Es ist wohl überflüssig zu erwähnen, dass es in Monaco immer um Prunk und Luxus geht. Doch so schlimm wie erwartet ist es gar nicht, als ich das Hotel betrete. Im Gegenteil, es ist sogar ziemlich gemütlich. Inmitten einer vorweihnachtlichen Dekoration kann man den Abend schon mal wunderbar bei einem Aperitif an der Bar einläuten. Es gibt tadellose Drinks und zahlreiche Champagner. Ein 2006er Moët & Chandon (€ 26) ist vielleicht kein großer Wein, aber zu ein paar Nüssen gar nicht mal schlecht.
Das Restaurant selbst ist gestalterisch recht altbacken, bereitet aber dennoch große Lust, sich dort an einen Tisch zu setzen. Ich fühle mich an diesem Ort sofort wohl – bis auf eine unerträgliche Kakophonie, die von zwei unterschiedlichen Musikquellen (von der Bar und dem Restaurant) herrührt. Kurz angemerkt ist das Problem wenig später beseitigt.
Die Speisekarte ist ein Eldorado für Produktfanatiker wie mich. Alle Gänge sind nach der Hauptzutat aufgelistet; man hat stellenweise sogar den Eindruck einer alphabetischen Sortierung (das wäre es doch mal!). Neben einer klassischen „Drei-Gänge-Karte“ mit recht kostspieligen Gerichten bis zu € 165 bietet ein Teil mit Verkostungsportionen die Möglichkeit, diverse kleine Gerichte zu probieren – wie in den Ateliers.

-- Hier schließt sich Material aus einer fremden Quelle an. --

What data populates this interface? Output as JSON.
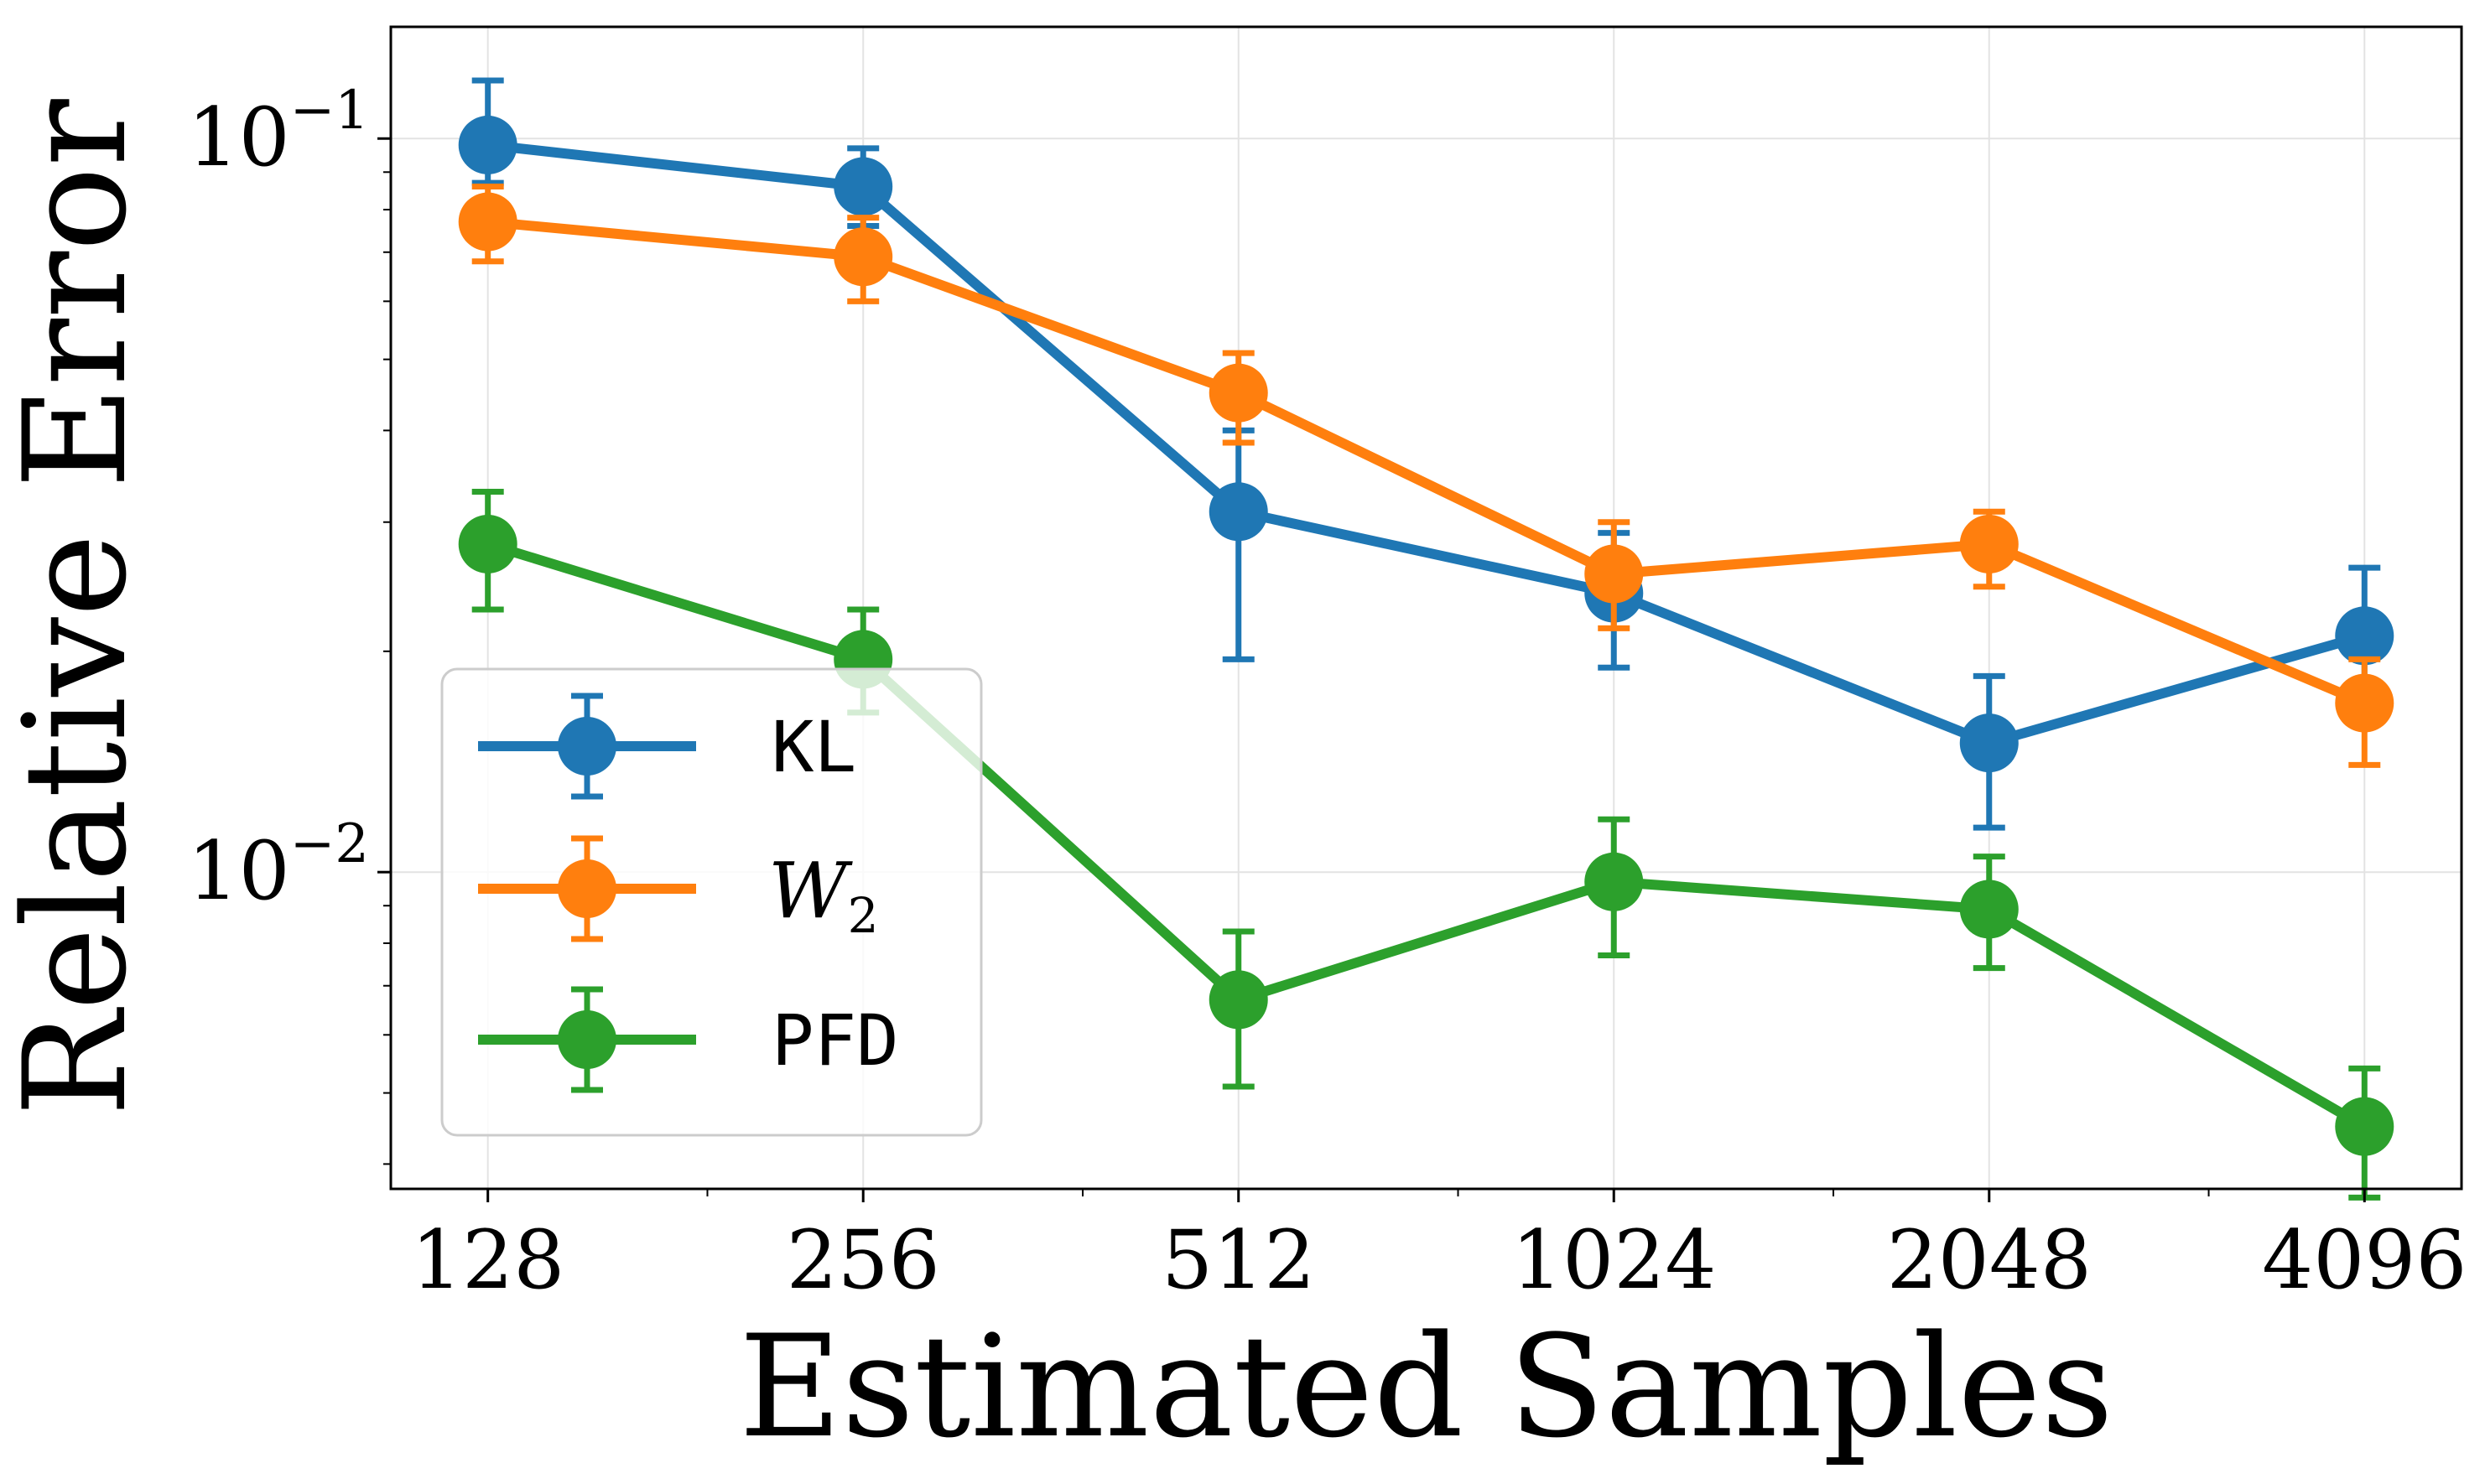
{
  "chart_data": {
    "type": "line",
    "xlabel": "Estimated Samples",
    "ylabel": "Relative Error",
    "x_scale": "log2",
    "y_scale": "log10",
    "x": [
      128,
      256,
      512,
      1024,
      2048,
      4096
    ],
    "x_tick_labels": [
      "128",
      "256",
      "512",
      "1024",
      "2048",
      "4096"
    ],
    "y_tick_labels": [
      {
        "value": 0.1,
        "base": "10",
        "exponent": "−1"
      },
      {
        "value": 0.01,
        "base": "10",
        "exponent": "−2"
      }
    ],
    "xlim": [
      107,
      4900
    ],
    "ylim": [
      0.0037,
      0.142
    ],
    "grid": true,
    "legend_position": "lower-left",
    "series": [
      {
        "name": "KL",
        "color": "#1f77b4",
        "values": [
          0.098,
          0.086,
          0.031,
          0.024,
          0.015,
          0.021
        ],
        "error_low": [
          0.087,
          0.076,
          0.0195,
          0.019,
          0.0115,
          0.016
        ],
        "error_high": [
          0.12,
          0.097,
          0.04,
          0.029,
          0.0185,
          0.026
        ]
      },
      {
        "name": "W",
        "name_subscript": "2",
        "color": "#ff7f0e",
        "values": [
          0.077,
          0.069,
          0.045,
          0.0255,
          0.028,
          0.017
        ],
        "error_low": [
          0.068,
          0.06,
          0.0385,
          0.0215,
          0.0245,
          0.014
        ],
        "error_high": [
          0.086,
          0.078,
          0.051,
          0.03,
          0.031,
          0.0195
        ]
      },
      {
        "name": "PFD",
        "color": "#2ca02c",
        "values": [
          0.028,
          0.0195,
          0.0067,
          0.0097,
          0.0089,
          0.0045
        ],
        "error_low": [
          0.0228,
          0.0165,
          0.0051,
          0.0077,
          0.0074,
          0.0036
        ],
        "error_high": [
          0.033,
          0.0228,
          0.0083,
          0.0118,
          0.0105,
          0.0054
        ]
      }
    ]
  }
}
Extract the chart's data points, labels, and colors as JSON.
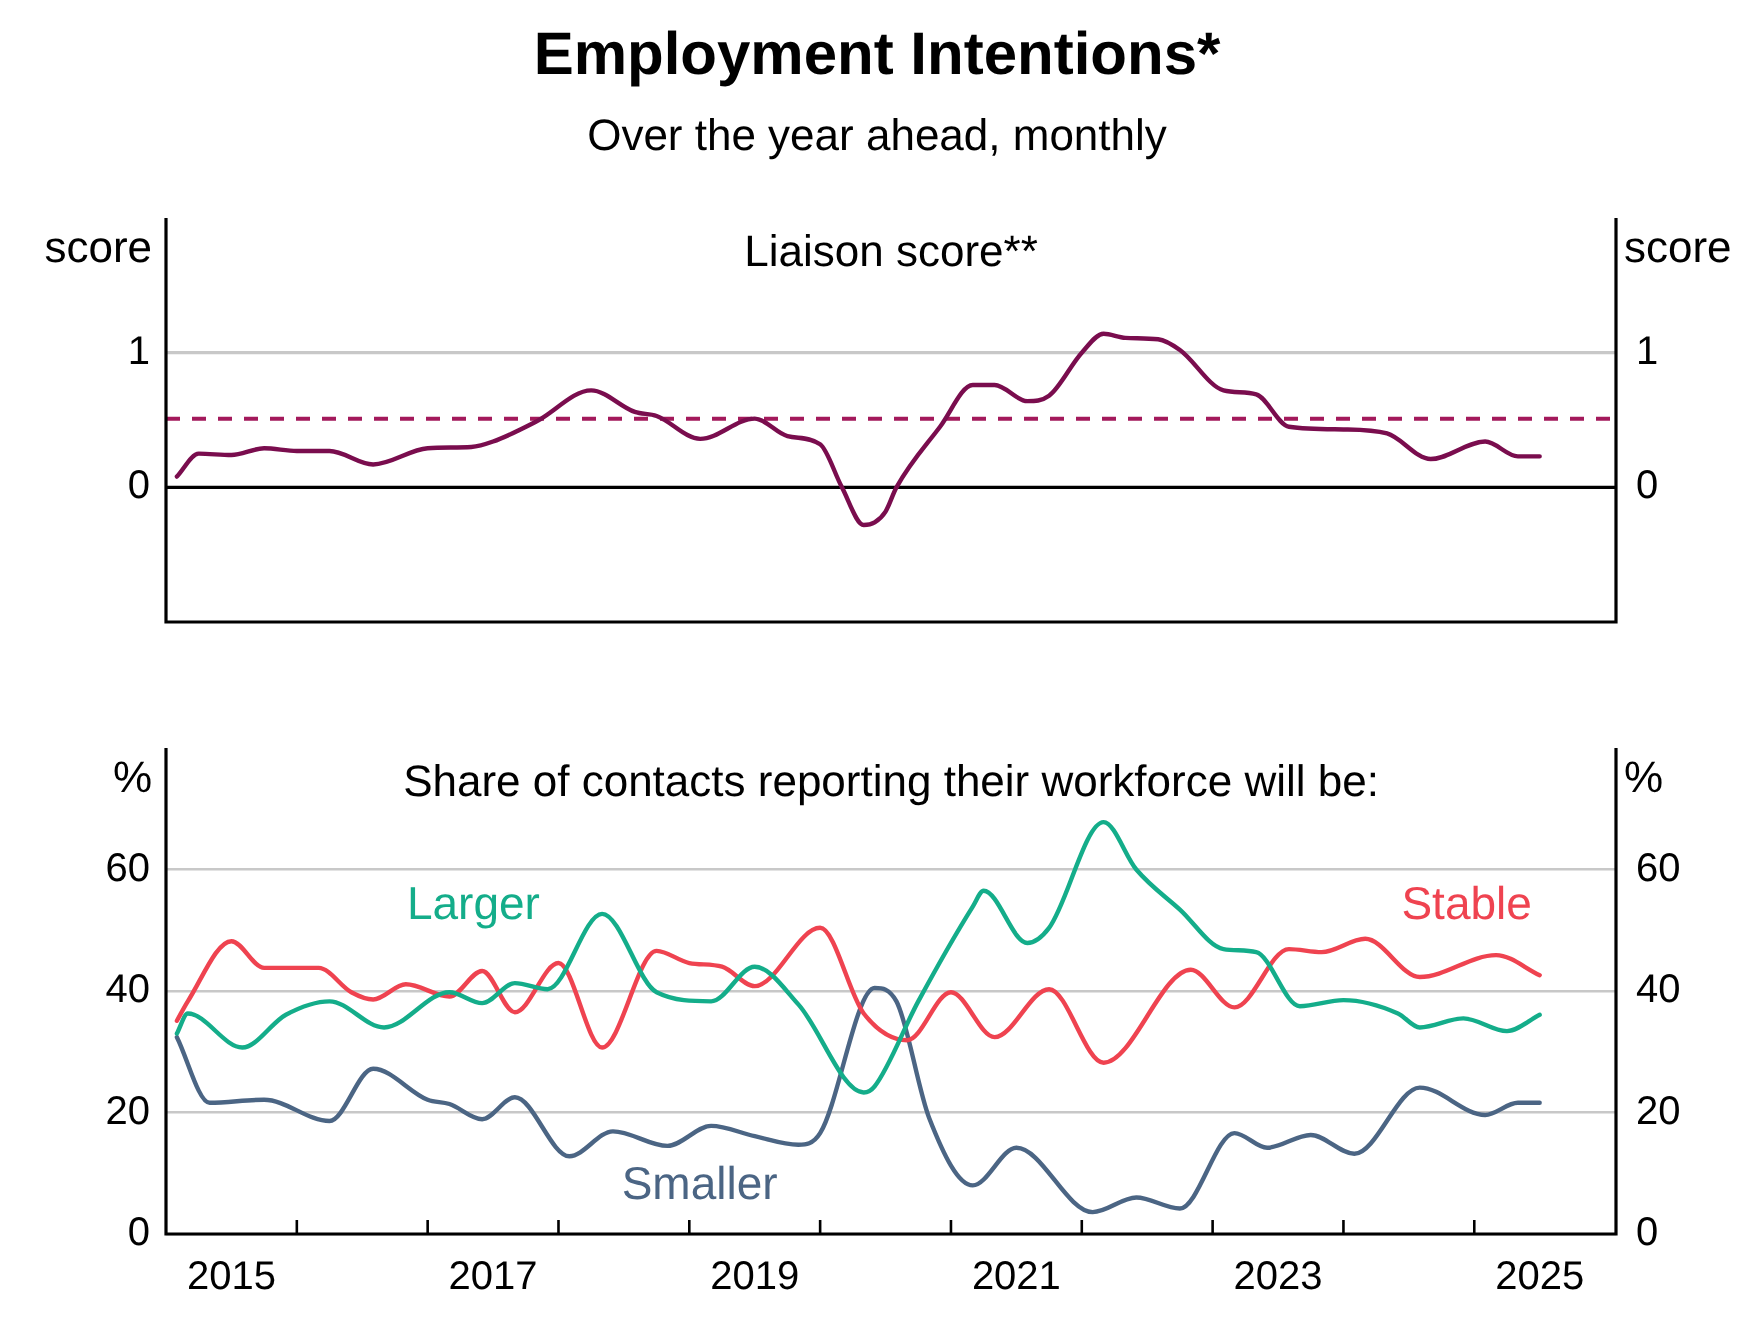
{
  "chart_data": [
    {
      "type": "line",
      "title": "Employment Intentions*",
      "subtitle": "Over the year ahead, monthly",
      "annotations": [
        "Liaison score**"
      ],
      "ylabel": "score",
      "y2label": "score",
      "xlim": [
        "2015-01",
        "2026-02"
      ],
      "ylim": [
        -1,
        2
      ],
      "yticks": [
        0,
        1
      ],
      "y2lim": [
        -1,
        2
      ],
      "y2ticks": [
        0,
        1
      ],
      "grid": false,
      "legend": false,
      "tick_labels": "y",
      "marker": "none",
      "line_style": "solid",
      "ref_lines": [
        {
          "axis": "y",
          "value": 0,
          "color": "#000000",
          "line_style": "solid"
        },
        {
          "axis": "y",
          "value": 1,
          "color": "#c8c8c8",
          "line_style": "solid"
        },
        {
          "axis": "y",
          "value": 0.51,
          "color": "#a3195b",
          "line_style": "dashed"
        }
      ],
      "series": [
        {
          "color": "#7a0d4e",
          "x": [
            "2015-02",
            "2015-04",
            "2015-07",
            "2015-10",
            "2016-01",
            "2016-04",
            "2016-08",
            "2017-01",
            "2017-05",
            "2017-07",
            "2017-11",
            "2018-04",
            "2018-08",
            "2018-10",
            "2019-02",
            "2019-07",
            "2019-10",
            "2020-01",
            "2020-03",
            "2020-05",
            "2020-06",
            "2020-07",
            "2020-08",
            "2020-12",
            "2021-03",
            "2021-05",
            "2021-08",
            "2021-10",
            "2022-01",
            "2022-03",
            "2022-05",
            "2022-08",
            "2022-10",
            "2023-02",
            "2023-05",
            "2023-08",
            "2024-01",
            "2024-05",
            "2024-09",
            "2025-02",
            "2025-05",
            "2025-07"
          ],
          "values": [
            0.08,
            0.25,
            0.24,
            0.29,
            0.27,
            0.27,
            0.17,
            0.29,
            0.3,
            0.34,
            0.49,
            0.72,
            0.56,
            0.53,
            0.36,
            0.51,
            0.38,
            0.32,
            0.0,
            -0.28,
            -0.26,
            -0.18,
            0.0,
            0.45,
            0.76,
            0.76,
            0.64,
            0.68,
            1.0,
            1.14,
            1.11,
            1.1,
            1.02,
            0.72,
            0.69,
            0.45,
            0.43,
            0.4,
            0.21,
            0.34,
            0.23,
            0.23
          ]
        }
      ]
    },
    {
      "type": "line",
      "title": "Share of contacts reporting their workforce will be:",
      "ylabel": "%",
      "y2label": "%",
      "xlim": [
        "2015-01",
        "2026-02"
      ],
      "xticks": [
        {
          "value": "2015-07",
          "label": "2015"
        },
        {
          "value": "2016-01",
          "label": null
        },
        {
          "value": "2017-01",
          "label": null
        },
        {
          "value": "2017-07",
          "label": "2017"
        },
        {
          "value": "2018-01",
          "label": null
        },
        {
          "value": "2019-01",
          "label": null
        },
        {
          "value": "2019-07",
          "label": "2019"
        },
        {
          "value": "2020-01",
          "label": null
        },
        {
          "value": "2021-01",
          "label": null
        },
        {
          "value": "2021-07",
          "label": "2021"
        },
        {
          "value": "2022-01",
          "label": null
        },
        {
          "value": "2023-01",
          "label": null
        },
        {
          "value": "2023-07",
          "label": "2023"
        },
        {
          "value": "2024-01",
          "label": null
        },
        {
          "value": "2025-01",
          "label": null
        },
        {
          "value": "2025-07",
          "label": "2025"
        }
      ],
      "ylim": [
        0,
        80
      ],
      "yticks": [
        0,
        20,
        40,
        60
      ],
      "y2lim": [
        0,
        80
      ],
      "y2ticks": [
        0,
        20,
        40,
        60
      ],
      "grid": "y",
      "legend": false,
      "marker": "none",
      "line_style": "solid",
      "series": [
        {
          "name": "Larger",
          "color": "#14ad8a",
          "x": [
            "2015-02",
            "2015-03",
            "2015-08",
            "2015-12",
            "2016-04",
            "2016-09",
            "2017-03",
            "2017-06",
            "2017-09",
            "2017-12",
            "2018-05",
            "2018-10",
            "2019-03",
            "2019-07",
            "2019-11",
            "2020-05",
            "2020-06",
            "2020-10",
            "2021-03",
            "2021-04",
            "2021-08",
            "2021-10",
            "2022-03",
            "2022-06",
            "2022-10",
            "2023-02",
            "2023-05",
            "2023-09",
            "2024-01",
            "2024-06",
            "2024-08",
            "2024-12",
            "2025-04",
            "2025-07"
          ],
          "values": [
            33.0,
            36.3,
            30.7,
            36.1,
            38.3,
            34.0,
            39.8,
            38.0,
            41.3,
            40.3,
            52.7,
            39.8,
            38.3,
            44.0,
            37.8,
            23.3,
            24.3,
            38.3,
            53.9,
            56.5,
            47.9,
            50.4,
            67.8,
            60.0,
            53.4,
            46.9,
            46.4,
            37.5,
            38.5,
            36.3,
            34.0,
            35.5,
            33.4,
            36.1
          ]
        },
        {
          "name": "Stable",
          "color": "#ef4350",
          "x": [
            "2015-02",
            "2015-03",
            "2015-07",
            "2015-10",
            "2016-03",
            "2016-06",
            "2016-08",
            "2016-11",
            "2017-03",
            "2017-06",
            "2017-09",
            "2018-01",
            "2018-05",
            "2018-10",
            "2019-01",
            "2019-04",
            "2019-07",
            "2020-01",
            "2020-05",
            "2020-09",
            "2021-01",
            "2021-05",
            "2021-10",
            "2022-03",
            "2022-11",
            "2023-03",
            "2023-08",
            "2023-11",
            "2024-03",
            "2024-08",
            "2025-03",
            "2025-07"
          ],
          "values": [
            35.1,
            38.3,
            48.2,
            43.8,
            43.8,
            39.8,
            38.6,
            41.1,
            39.1,
            43.3,
            36.5,
            44.6,
            30.7,
            46.6,
            44.6,
            44.0,
            40.8,
            50.4,
            36.3,
            31.9,
            39.8,
            32.4,
            40.3,
            28.2,
            43.5,
            37.3,
            46.9,
            46.4,
            48.6,
            42.3,
            45.9,
            42.6
          ]
        },
        {
          "name": "Smaller",
          "color": "#4b6584",
          "x": [
            "2015-02",
            "2015-05",
            "2015-10",
            "2016-04",
            "2016-08",
            "2017-01",
            "2017-03",
            "2017-06",
            "2017-09",
            "2018-02",
            "2018-06",
            "2018-11",
            "2019-03",
            "2019-07",
            "2019-11",
            "2020-01",
            "2020-06",
            "2020-08",
            "2020-11",
            "2021-03",
            "2021-07",
            "2022-02",
            "2022-06",
            "2022-10",
            "2023-03",
            "2023-06",
            "2023-10",
            "2024-02",
            "2024-08",
            "2025-02",
            "2025-05",
            "2025-07"
          ],
          "values": [
            32.4,
            21.6,
            22.1,
            18.6,
            27.2,
            22.1,
            21.4,
            18.9,
            22.5,
            12.8,
            16.9,
            14.5,
            17.8,
            16.1,
            14.7,
            16.6,
            40.5,
            38.3,
            19.1,
            8.0,
            14.2,
            3.6,
            6.0,
            4.2,
            16.6,
            14.2,
            16.3,
            13.2,
            24.1,
            19.6,
            21.6,
            21.6
          ]
        }
      ]
    }
  ]
}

Einfach ist eine solche Auswahl nie, da alles ansprechend klingt, aber ich nehme die Herausforderung an. Es dauert etwas, bis meine Auswahl steht.
Eine schmackhafte, aber nicht weiter nennenswerte, Kürbissuppe macht den Auftakt, dann geht es los mit Aubergine „en caviar“ mit jungen Gemüsen (€ 18). Dass en caviar, also „als Kaviar“, eine Zubereitungsmethode und keine Fischeier bezeichnet, war mir klar, nicht aber, dass es sich dabei um einen viel zu kalten, massigen Brei handeln würde. Und so jung die Gemüse auch sein mögen, fristen Sie ein ziemlich trockenes und fades Dasein auf der Artischockenpampe. Eine Zumutung. Wenn man in Monaco für 18 Euro nicht viel erwarten kann, könnte man das Gericht ja doppelt so teuer machen, aber dafür auch doppelt so gut, zubereiten. Davon hätte dann jeder etwas. (5/10)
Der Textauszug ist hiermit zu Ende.